275・ビーナの一日
「おはようございます。今日も一日頑張りましょう」
使用人のリーダーの挨拶でビーナの一日は始まる。
私とリコの住む王都にあるバレッサの屋敷にはビーナを含め四人の住み込みの使用人がいる。
この屋敷は、もともとバレッサの来る客人を泊めるところだったが、私がローズ学園に入る前から私たち家族が使うようになっていた。
私たちの屋敷の隣にはバレッサ製薬商会社長の屋敷があり、マックス伯父さんと家族が住んでいるので、そこにも何人か使用人が住み込みで働いている。

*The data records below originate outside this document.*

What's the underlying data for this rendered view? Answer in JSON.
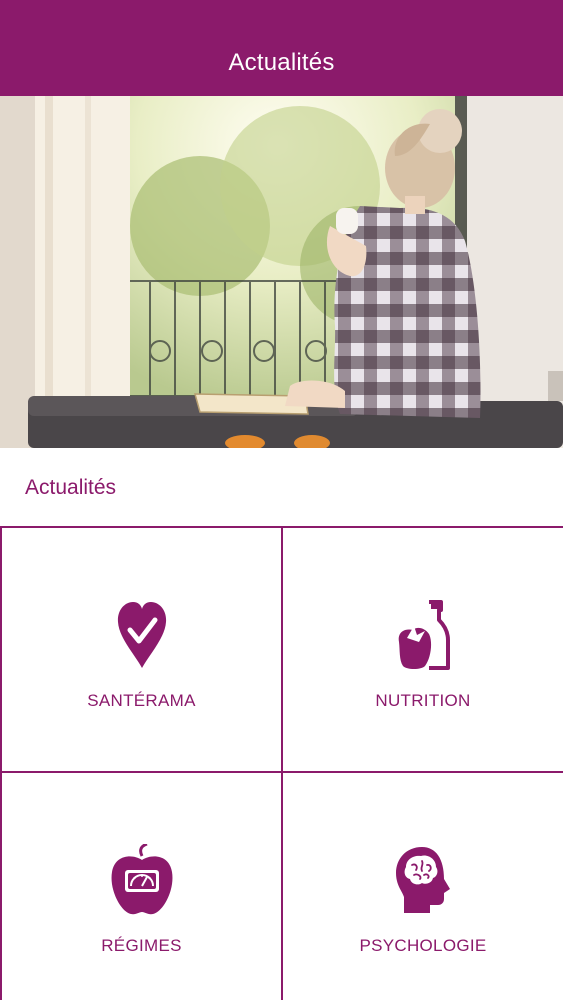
{
  "header": {
    "title": "Actualités"
  },
  "hero": {
    "image": "woman-at-window-with-cup"
  },
  "section": {
    "heading": "Actualités"
  },
  "tiles": [
    {
      "label": "SANTÉRAMA",
      "icon": "heart-check-icon"
    },
    {
      "label": "NUTRITION",
      "icon": "fruit-bottle-icon"
    },
    {
      "label": "RÉGIMES",
      "icon": "apple-scale-icon"
    },
    {
      "label": "PSYCHOLOGIE",
      "icon": "head-brain-icon"
    }
  ],
  "colors": {
    "brand": "#8b1a6b",
    "background": "#ffffff"
  }
}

そしてビーナ以外の住み込みの使用人は通いの使用人とシフトを組んで交代していた。
「おはようなの。まだ眠いの」
ビーナは早番で朝食の支度のためにキッチンに来ている。
「ネモさん、『おはようございます』でしょ、何回言えば出来るようになるのです」
「わかったの、気を付けるの」
「それも、『わかりました、気を付けます』ですね」
「はい、わかりました、気を付けます」
嫌々ネモは言い直した。
今日の朝食の準備はリーダーとネモ、そして通いの使用人が一人来ていた。
朝食には焼き立てのパンとスープが用意される。
スープは肉と野菜がたっぷり入ったものだ。
通いの使用人はパンの仕込みが有るので、ネモが来るよりももっと早く来るが、私たちの食事が始まるころには帰ってしまう。
食事が終わると、ビーナは食器の片づけを始める。
「あたいも手伝うよ」
片づけにはアグも参加する。
住み込みの使用人が来るまでは、アグが朝食の支度をしていたが、今は外されていた。
朝食が終わり私とリコが学園に出かけると使用人の食事だ。
「おいしいの、アグのスープと全然違うの」
「当たり前だろ、あたしは料理の勉強なんかしていないからな」
「それではアグさん、教えてあげましょうか、その代わり使用人としての仕事もしてもらいますが」
使用人のリーダーだ。
「え、遠慮します。シャンとやることが有りますから」
「わかりました。しかしアグさんは居候です、それなりに手伝ってはもらいますからね」
「はい」
食事代を入れていないアグは素直に返事をした。
住み込みの使用人の朝食が終わるころには通いの使用人も屋敷に来ている。
「それでは各自、担当のところの掃除をお願いします。
今日はリコさんから部屋の掃除はしなくていいと言われていますので入らないよう気を付けてください」
リーダーの指示で使用人は掃除を始める。
「アグさんは、庭の手入れをお願いします。
ビーナは応接室と玄関と廊下ですね」
アグとビーナにも指示がいく。
「この屋敷は広いの、もっと人数が欲しいの」
ビーナはつい愚痴が出てしまう
「ビーナ、身体強化を使えば大丈夫だろ」
「違うのアグさん、お掃除は細かいところが大事なの、それは身体強化では何ともできないの」
身体強化、万能ではなかった。
掃除は昼前のお茶の時間をはさんで昼まで続く。
お茶や昼の食事の準備も使用人の仕事だ。
「お茶の時間は楽しみなの、バレッサのスイーツが付くの」
ビーナもバレッサのスイーツは大好きだった。
昼の食事は使用人だけなので、それなりのものだった。
そして昼の休み時間が終わると、今度は買い出しのが始まる。
買い出しの量によっては荷車や荷馬車を使うこともある。
荷馬車の時はアグの出番だった。
買い出しは全員で行くことはなく、残った使用人は屋敷の点検や、掃除の残りを始める。
そして早番の人は、昼過ぎのお茶の時刻で終わりになる。
「ビーナは早番だったの。お昼過ぎのお茶の時間は参加できないの、リーダーは早番でもお茶が出来るの、ずるいの」
「ビーナ、私は早番でも最後まで仕事をします。これからの夕食の準備にも参加するのですよ」
「わかったの、アグさんと一緒に剣の練習をするの」
お菓子を食べられなかったネモはビーナと剣の訓練を始める。
「ネモの攻撃魔道具はあたしでは教えられないな」
「大丈夫なの、魔力を込めて振り下ろすだけなの。後は的に当たるようにするだけなの。
だから、アグさん的になって逃げまわって欲しいの」
ネモの訓練と言うよりも、アグが魔法攻撃から逃げ回る訓練になってしまう。
「おーいシャン、代わってくれー」
アグがシャンに呼びかけるが、
ワーン ン ン ・・・
シャンは呼びかけに答えてくれなかった。
遅番の時のネモは夕食の準備と片付けまですることになっていた。